Burning Man is an experiment in what a city would look like if it were architected for wild creativity and innovation. The goal is to be expressive and experimental — scientifically, artistically, sexually, or spiritually. For techies, it’s a chance to try out untested gadgets and go nuts with the oddest social experiences imaginable.

…For example, Harvey pointed to Google’s famous “20 percent time” management strategy, where employees are allowed 20 percent of their time to do anything they want: build a new product, learn a new skill, or try out a new experience.

“They’ve tried to institutionalize the kind of behavior that brought their business into being — a certain amount of risk-taking, a frontier mentality, a willingness to try things to see if they work, regardless of whether they fit institutional norms. Well, that’s the kind of can-do attitude that Burning Man is famous for.”

…Perhaps the goal was best summed by Harvey when he told me, “Burning Man is a place where you wash your own brain.”

…Google Co-founder Larry Page once floated the idea of Burning Man-like zones where entrepreneurs could be free to try out new products in a regulation-free area. During Google’s annual developers meeting in 2013, he noted:

“We don’t want our world to change too fast. But maybe we could set apart a piece of the world .… I like going to Burning Man, for example. An environment where people can try new things. I think as technologists, we should have some safe places where we can try out new things and figure out the effect on society. What’s the effect on people, without having to deploy it to the whole world.”

…Burning Man was reportedly the testbed for both an early version of Google Maps and the first Tesla cars.

burning man tesla

rumored to be a mockup of the first Tesla car. (Tesla Motors Club user TEG)

According to Stanford Professor Fred Turner [PDF], Google sent a plane to take aerial photos of the campground in an early pilot of what eventually became Maps.

Engineer Michael Favor, who worked with Google on the project in 2006, explained that “the power of Google is that they don’t do all the work. People posting content do. The same is true here at Burning Man. Citizens create the vast majority of things.”

More recently, Harvey points out, experiments with drones have become increasingly popular.

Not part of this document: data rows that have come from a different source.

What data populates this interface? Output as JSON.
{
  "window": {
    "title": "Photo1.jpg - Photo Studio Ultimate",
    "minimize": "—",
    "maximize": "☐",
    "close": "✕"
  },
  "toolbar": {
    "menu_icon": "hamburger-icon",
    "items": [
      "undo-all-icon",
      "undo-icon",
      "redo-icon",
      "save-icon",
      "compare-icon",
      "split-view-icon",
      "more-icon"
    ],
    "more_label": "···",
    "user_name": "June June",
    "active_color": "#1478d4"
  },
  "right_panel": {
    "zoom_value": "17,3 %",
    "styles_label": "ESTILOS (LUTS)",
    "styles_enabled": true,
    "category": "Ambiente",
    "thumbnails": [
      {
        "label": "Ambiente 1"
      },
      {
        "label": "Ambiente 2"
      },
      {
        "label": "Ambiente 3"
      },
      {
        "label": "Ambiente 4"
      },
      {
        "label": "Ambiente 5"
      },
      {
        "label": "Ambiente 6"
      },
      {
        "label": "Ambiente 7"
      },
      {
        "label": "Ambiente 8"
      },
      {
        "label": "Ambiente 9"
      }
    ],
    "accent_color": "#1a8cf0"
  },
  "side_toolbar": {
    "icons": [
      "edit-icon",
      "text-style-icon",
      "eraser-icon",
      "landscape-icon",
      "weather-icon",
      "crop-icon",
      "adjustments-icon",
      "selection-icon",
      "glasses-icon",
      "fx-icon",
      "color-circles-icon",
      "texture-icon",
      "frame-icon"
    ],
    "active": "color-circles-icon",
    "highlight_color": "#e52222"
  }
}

So is Burning Man an elaborate libertarian utopia (or dystopia)?

One of the biggest myths about Burning Man, and, perhaps, Silicon Valley, is that it’s founded on libertarian ideals. While Burning Man embraces the free-wheeling spirit of libertarianism, it is also fiercely collectivist. Indeed, a fight between libertarians and the more community-oriented founder was the organization’s first big culture war.

In the early days of Burning Man, Black Rock City was a liberty haven.

“Those early years in the desert were free-wheeling. Anything went. Guns were common. Shooting at stuff from moving cars was a big thing,” wrote technologist Peter Hirsberg, in his upcoming history of Burning Man.

Full story here.

jbieber-karmaThat Tesla looks like a working car to me, not a mockup. It’s more likely their first showroom. Minimal viable product, put the thing in a tent on a corner at Burning Man. 50,000 people will stop and look. Fisker should’ve done that, instead of chroming out Bieber’s Karma in Hollywood.

The word experiment is used a lot in this story. Is Burning Man really that much of an experiment these days for the participants? Or is the experiment being done on us, by corporations?

It is possible to jump the shark and also become a huge commercial success, a hit with the VCs and billionaires and tourists and the 360 official journalists attending this year. Disneyland is a great hit too, but I don’t recall it ever beginning as an underground dance party in the desert. Or having 200 drones hovering overhead while you cavort naked through it.

We haven’t heard anything about Peter Hirshberg’s upcoming history of Burning Man before, but he was featured in The Founders Speak lecture with Larry Harvey and John Perry Barlow at Columbia University this year. It seemed pretty random at the time, making us wonder “these guys are founders now?” Perhaps the video footage of that lecture that’s been “coming soon” all year is being held up waiting for the release of this book.

This Vox story seems to continue the theme first espoused in Larry and Barlow’s interview with TechCrunch at Bildeberg Le Web last year. There is a deep link between Burning Man, the tech industry, and the psychedelic counter-culture which emerged from the Bay Area in the Sixties and has been pouring out of here to catch the whole world in its Net ever since.